"Could you just like...leave the X-ray machine on? I won't tell. I promise," the little boy with the flaming red Mohawk pled beneath Doctor Will Halstead's skilled hands. His bright green eyes were fixated on the machine that had just been used.

Had the child not been so articulate, Will may have been worried about a traumatic brain injury.

Although he had not ruled out a concussion.

The emergency department was full.

A school bus had gone off the road after being hit by a SUV on its way back from a schooltrip. The bus driver was up in surgery, having sustained wildly serious injuries when the bus crashed into a corner market. It'd destroyed the building and trapped the children for the better part of an hour. The jaws had been required to get the children and driver out.

Will could hear a few kids around the ED talking about it, as well as the firemen.

"Are you seeing double? Do you have a headache?"

The boy, Mark according to the paramedic who'd brought him in with pieces of metal in his leg and side, made a face of pure disbelief. "I didn't hit my head. The building hit me and if this accident didn't release my hidden superpowers, radiation is my only remaining option."

Will began to reevaluate the boy being in shock. He was incredibly coherent. He was bewilderingly focused and calm. As he removed a sizable piece of debris from the young patients leg the boy just barely grimaced, his attention elsewhere.

It struck Will as incredibly odd.

Mark, last name unknown, hadn't cried or expressed any feelings of fear or pain compared to the other more vocal patients.

"Are you experiencing any pain," he asked, not for the first time.

The boy's head whipped to the other side as a stretcher went by with a shouting little girl. "Can you find out if my brother's are here too? They were on the bus with me."

Glancing over at the empty nurses station, he found that he was on his own in the downright chaotic department. A nurse from another department helped him close up the wound from a large piece of building as he asked, "How many brothers do you have?"

"Three," Mark told him, eyes peeled for familiar faces. "Hector, Jun and Snoopy."

Blood continued to gush from two other places on his leg. Maybe he was expierencing effects of blood loss? "Snoopy? Are you sure?" He then focused his attention to the next gaping wound, having closed the most severe and heavily bleeding.

Mark rolled his head so he could glare at Will, "Yes! I'm sure. They're adopted not made up. We're all adopted. Our parents are dead so we live with Endora. Her husband is dead too."

For just a moment his heart sped up.

Endora was not a common name. Will knew a Endora from the neighborhood where he grew up, but she'd moved away for college.

"Oh? Does Endora have a last name so we can call her to let her know what happened?"

More blood came from Marks leg making Will look for a severed vein or piece of debris.

"Of course she has a last name...Hector! Hector!"
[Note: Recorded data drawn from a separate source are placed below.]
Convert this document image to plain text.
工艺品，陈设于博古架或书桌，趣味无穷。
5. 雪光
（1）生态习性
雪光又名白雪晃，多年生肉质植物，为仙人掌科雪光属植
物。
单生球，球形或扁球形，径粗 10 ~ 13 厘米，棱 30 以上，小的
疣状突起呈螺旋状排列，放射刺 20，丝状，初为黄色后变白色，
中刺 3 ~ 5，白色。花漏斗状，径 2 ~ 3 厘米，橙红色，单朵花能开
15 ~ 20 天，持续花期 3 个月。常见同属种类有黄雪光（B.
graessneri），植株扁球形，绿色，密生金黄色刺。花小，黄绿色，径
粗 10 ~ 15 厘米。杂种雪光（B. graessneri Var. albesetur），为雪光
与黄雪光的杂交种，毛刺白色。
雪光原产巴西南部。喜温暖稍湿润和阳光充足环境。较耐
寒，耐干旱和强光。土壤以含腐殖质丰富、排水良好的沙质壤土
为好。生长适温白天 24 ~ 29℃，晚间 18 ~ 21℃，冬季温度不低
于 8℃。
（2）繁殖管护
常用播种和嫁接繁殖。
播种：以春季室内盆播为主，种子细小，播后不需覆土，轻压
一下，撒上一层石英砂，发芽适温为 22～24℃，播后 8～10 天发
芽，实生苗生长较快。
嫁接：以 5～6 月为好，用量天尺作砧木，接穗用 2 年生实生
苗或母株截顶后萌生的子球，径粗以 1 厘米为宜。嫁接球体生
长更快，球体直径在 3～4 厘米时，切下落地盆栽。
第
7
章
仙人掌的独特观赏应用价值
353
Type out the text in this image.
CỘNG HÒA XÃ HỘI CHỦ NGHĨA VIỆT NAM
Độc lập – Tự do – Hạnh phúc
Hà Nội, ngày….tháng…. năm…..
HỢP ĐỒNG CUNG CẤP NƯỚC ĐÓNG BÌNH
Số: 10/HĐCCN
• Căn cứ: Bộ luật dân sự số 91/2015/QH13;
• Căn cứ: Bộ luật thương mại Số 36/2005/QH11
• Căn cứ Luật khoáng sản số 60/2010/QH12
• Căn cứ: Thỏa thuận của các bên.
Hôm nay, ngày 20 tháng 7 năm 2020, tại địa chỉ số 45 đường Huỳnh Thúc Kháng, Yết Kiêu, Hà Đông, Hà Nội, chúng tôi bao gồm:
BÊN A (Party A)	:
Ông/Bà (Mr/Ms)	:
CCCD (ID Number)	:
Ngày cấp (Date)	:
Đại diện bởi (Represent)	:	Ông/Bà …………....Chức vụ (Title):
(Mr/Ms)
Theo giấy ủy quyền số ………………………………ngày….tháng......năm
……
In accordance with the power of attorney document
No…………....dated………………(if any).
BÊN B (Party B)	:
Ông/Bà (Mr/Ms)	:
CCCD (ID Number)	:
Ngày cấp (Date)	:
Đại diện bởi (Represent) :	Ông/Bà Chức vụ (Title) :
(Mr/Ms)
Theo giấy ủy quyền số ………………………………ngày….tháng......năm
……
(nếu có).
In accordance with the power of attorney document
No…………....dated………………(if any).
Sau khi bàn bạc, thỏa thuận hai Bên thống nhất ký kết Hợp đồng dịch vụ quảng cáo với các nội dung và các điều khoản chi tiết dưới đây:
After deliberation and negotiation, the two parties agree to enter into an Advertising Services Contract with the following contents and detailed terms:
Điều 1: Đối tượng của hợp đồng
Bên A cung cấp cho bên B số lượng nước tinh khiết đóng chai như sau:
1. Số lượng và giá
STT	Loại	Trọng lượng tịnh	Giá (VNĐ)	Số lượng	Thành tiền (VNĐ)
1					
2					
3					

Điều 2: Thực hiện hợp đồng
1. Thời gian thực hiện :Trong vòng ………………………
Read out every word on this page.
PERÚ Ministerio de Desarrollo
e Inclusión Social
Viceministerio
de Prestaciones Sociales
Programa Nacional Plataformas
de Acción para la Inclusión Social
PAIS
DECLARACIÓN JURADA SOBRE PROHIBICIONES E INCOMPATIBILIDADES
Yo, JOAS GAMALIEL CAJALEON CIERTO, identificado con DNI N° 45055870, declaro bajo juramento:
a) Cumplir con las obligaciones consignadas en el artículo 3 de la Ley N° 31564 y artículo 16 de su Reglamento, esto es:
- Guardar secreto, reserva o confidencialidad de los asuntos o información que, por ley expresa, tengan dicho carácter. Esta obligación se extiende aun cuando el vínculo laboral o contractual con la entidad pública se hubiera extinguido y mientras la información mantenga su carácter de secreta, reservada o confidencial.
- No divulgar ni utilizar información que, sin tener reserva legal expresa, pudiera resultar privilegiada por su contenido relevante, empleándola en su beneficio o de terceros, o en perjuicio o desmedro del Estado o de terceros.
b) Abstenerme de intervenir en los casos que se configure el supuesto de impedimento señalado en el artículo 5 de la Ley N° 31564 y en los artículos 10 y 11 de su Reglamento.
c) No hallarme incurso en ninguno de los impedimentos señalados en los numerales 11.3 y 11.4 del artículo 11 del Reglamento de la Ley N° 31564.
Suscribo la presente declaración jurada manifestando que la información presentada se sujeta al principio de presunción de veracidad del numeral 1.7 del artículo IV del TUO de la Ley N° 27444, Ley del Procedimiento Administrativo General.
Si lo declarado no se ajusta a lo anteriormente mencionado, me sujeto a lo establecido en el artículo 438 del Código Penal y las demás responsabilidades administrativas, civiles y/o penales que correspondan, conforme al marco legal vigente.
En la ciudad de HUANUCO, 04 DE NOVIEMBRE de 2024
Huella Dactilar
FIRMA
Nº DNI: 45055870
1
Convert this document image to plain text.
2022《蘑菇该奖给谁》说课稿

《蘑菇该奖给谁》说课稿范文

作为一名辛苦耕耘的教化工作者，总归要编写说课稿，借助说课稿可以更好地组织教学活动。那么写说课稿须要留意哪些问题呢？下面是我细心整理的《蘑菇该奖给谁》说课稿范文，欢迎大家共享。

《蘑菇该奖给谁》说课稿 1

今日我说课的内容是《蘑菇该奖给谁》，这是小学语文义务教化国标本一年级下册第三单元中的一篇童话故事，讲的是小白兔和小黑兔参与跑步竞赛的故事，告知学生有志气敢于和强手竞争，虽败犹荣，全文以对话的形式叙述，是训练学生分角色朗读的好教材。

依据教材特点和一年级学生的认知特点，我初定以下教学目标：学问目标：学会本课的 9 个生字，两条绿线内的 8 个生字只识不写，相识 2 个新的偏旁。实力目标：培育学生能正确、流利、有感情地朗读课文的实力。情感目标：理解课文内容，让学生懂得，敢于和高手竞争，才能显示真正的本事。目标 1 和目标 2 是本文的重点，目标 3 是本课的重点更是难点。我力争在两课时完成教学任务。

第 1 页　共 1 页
Before Will could even react, a boy without a shirt with a large laceration to his scalp came running his way. A butterfly needle was taped to his arm with iv tubing loosely trailing behind, clearly having been ripped out. A neck brace made his already limping gait awkward. But the child was on a mission with a resident not far behind.

It took all his strength to hold Mark on the stretcher when Hector threw his arms up around the boy, clinging to him for dear life. Blood smeared all over Mark's dirty white school uniform shirt.

"They want to give me a CatScan!"

Unlike Mark, Will could make out fear in Hectors dark eyes. The boy was terrified. Not that his adoptive brother missed it. In fact, Will was a little alarmed at how calm Mark was when the boy answered his brother, arms wrapped as equally tightly around Hector. "A CatScan is fine dude. It'll just look inside your head. Let them do it so when Endora gets here they can tell her you're fine and we can all go home. We don't want her to worry. Remember? We all have to be strong. We're not children anymore. We're all that's left."

Those words didn't sit well with Will. They were heavy and uncomfortable.

When he helped the new resident peel the two boys apart and positioned Mark back to continue sewing him up, he asked again, "What family can the hospital contact for you and your brothers?"

While he was pretty sure the school was already on top of that, a part of him needed to know for sure.

Mark stared up at the ceiling while reaching into his white school uniform shirt, "Endora. She's our legal guardian. Endora O'Grady." When Mark gave Will his address he was positive it was the same Endora from his childhood. Red frizzy hair, lots of freckles, braces, glasses, a bit on the boney side and stuck in Catechism class with him every Saturday morning. And apparently she was back and living on the same street as his parents.

He could vaguely remember his mother talking about Endora's husband being a firefighter. If he thought about it extra hard he thought he remembered hearing about her husband dying in a big forest fire. Every member of the team died if he recalled. But he wasn't positive. His mother would know, she'd know all the details being the neighborhood snoop.

When he pulled a sizable piece of glass out of Marks leg, the boy cried out sharply.

Will found himself eternally relieved with that reaction. A real reaction.

Absentmindedly the boy began to grip a medallion on a chain around his neck. A grimace of discomfort crossed his face as he fought hard to temper it down.

A moment later the boy rolled his head to the side where he coughed up a incredible amount of blood.